The general rule is that discovery in support of invocations of diversity jurisdiction is "highly disfavored." Sabo, 2007 WL 1958591 at *3. As the Savis court explained, the party invoking diversity jurisdiction "cannot simply expect to utilize that power which it attempts to invoke to obtain a discovery expedition for a factual justification for invoking that jurisdiction." Savis, Inc., 967 F.Supp. at 641-42.
It is true that in a few cases that the court allowed discovery regarding a defendant's principal place of business. Boustead v. Barancik, 151 F.R.D. 102 (E.D. Wis. 1993); Parkside Med. Servs. Corp. v. Lincoln W. Hosp., Inc., No. 89 C 2233, 1989 WL 75430 (N.D. Ill. June 20, 1989). In those cases, however, the defendants had filed a motion to dismiss, disputing the location of the principal place of business. Discovery was allowed for the limited purpose of resolving that limited question. In other words, the problem was not that the party invoking jurisdiction lacked the knowledge to plead jurisdiction properly, as it is here; it was that the party opposing jurisdiction had brought before the court evidence that disputed or nullified the jurisdictional allegations.
The complaint in this case does not properly plead jurisdiction in the first instance, a deficiency that was raised by the Court, not the opposing party. Plaintiff has undertaken unsuccessful extra-judicial efforts to obtain the requisite information from Defendant. What this means is that the Plaintiff cannot support his assertions of diversity unless the Court orders Defendant to provide him with the necessary information.

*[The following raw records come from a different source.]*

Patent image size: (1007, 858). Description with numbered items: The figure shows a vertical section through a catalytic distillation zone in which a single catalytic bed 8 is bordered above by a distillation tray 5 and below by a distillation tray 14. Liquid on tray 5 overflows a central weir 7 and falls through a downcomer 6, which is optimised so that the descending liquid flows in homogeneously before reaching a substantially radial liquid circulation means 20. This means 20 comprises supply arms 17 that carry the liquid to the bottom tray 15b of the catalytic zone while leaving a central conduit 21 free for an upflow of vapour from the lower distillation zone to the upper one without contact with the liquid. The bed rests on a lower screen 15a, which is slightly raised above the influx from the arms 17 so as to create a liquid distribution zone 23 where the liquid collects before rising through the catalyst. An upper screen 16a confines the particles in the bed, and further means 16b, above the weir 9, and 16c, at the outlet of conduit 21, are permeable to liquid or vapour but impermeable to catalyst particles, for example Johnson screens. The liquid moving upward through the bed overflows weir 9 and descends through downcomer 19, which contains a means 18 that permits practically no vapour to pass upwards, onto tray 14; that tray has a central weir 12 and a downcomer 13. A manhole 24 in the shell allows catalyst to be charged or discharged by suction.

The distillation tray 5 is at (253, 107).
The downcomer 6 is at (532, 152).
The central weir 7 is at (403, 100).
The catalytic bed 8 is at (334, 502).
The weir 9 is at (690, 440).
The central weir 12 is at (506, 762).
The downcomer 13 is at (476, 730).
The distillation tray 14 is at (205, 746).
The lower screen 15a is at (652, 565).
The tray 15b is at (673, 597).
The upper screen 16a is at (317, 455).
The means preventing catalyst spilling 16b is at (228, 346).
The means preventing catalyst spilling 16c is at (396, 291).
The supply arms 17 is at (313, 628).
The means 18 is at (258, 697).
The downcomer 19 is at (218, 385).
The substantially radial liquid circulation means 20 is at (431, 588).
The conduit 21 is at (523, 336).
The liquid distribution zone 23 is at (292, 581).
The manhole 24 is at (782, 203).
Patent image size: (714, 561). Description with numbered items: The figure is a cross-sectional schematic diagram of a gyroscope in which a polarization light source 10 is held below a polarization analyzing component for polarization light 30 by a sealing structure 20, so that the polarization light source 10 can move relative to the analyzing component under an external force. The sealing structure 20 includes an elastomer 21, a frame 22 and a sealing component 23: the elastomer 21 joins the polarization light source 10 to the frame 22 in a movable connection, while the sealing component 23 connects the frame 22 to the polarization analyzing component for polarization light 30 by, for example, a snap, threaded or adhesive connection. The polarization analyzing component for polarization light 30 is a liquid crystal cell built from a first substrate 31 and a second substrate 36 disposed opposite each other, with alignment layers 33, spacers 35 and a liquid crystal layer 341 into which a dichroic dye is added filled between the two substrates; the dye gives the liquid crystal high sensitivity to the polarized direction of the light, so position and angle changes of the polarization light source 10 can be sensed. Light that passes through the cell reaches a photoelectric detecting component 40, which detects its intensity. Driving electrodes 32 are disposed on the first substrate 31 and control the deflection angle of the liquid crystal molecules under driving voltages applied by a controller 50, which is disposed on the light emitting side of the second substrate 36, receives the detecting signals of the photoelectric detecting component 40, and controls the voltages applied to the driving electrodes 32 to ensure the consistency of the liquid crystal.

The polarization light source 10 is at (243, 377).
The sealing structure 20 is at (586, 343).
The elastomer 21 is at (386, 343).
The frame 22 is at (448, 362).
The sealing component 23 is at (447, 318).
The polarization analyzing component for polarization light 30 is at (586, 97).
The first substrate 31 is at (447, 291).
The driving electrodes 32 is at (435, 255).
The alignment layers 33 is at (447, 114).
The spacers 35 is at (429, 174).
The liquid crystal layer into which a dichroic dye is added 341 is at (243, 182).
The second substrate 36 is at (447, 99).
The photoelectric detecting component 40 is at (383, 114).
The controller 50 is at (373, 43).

If Plaintiff cannot meet the burden of establishing this subject matter jurisdiction without relying on this Court's power to do so, then this case should not have been filed in this Court. It should be dismissed without prejudice and can be re-filed in the proper state court.
On January 16, 2014, the parties were advised that any objection to this Report and Recommendation must have been filed in writing with the Clerk of the Court within fourteen days after service of this Report and Recommendation. FED. R. CIV. P. 72(b). In addition, the parties were advised that failure to object to the Report and Recommendation would constitute a waiver of objections on appeal. Johnson v. Zema Sys. Corp., 170 F.3d 734, 739 (7th Cir. 1999). Neither party filed an objection to the Report and Recommendation.
For the reasons stated above, Magistrate Judge John A. Gorman's Report and Recommendation (ECF No. 27) is GRANTED. Consequently, the Motion for Extension of Time to File and to Propound Discovery is DENIED. This case is hereby dismissed without prejudice. This case is now TERMINATED.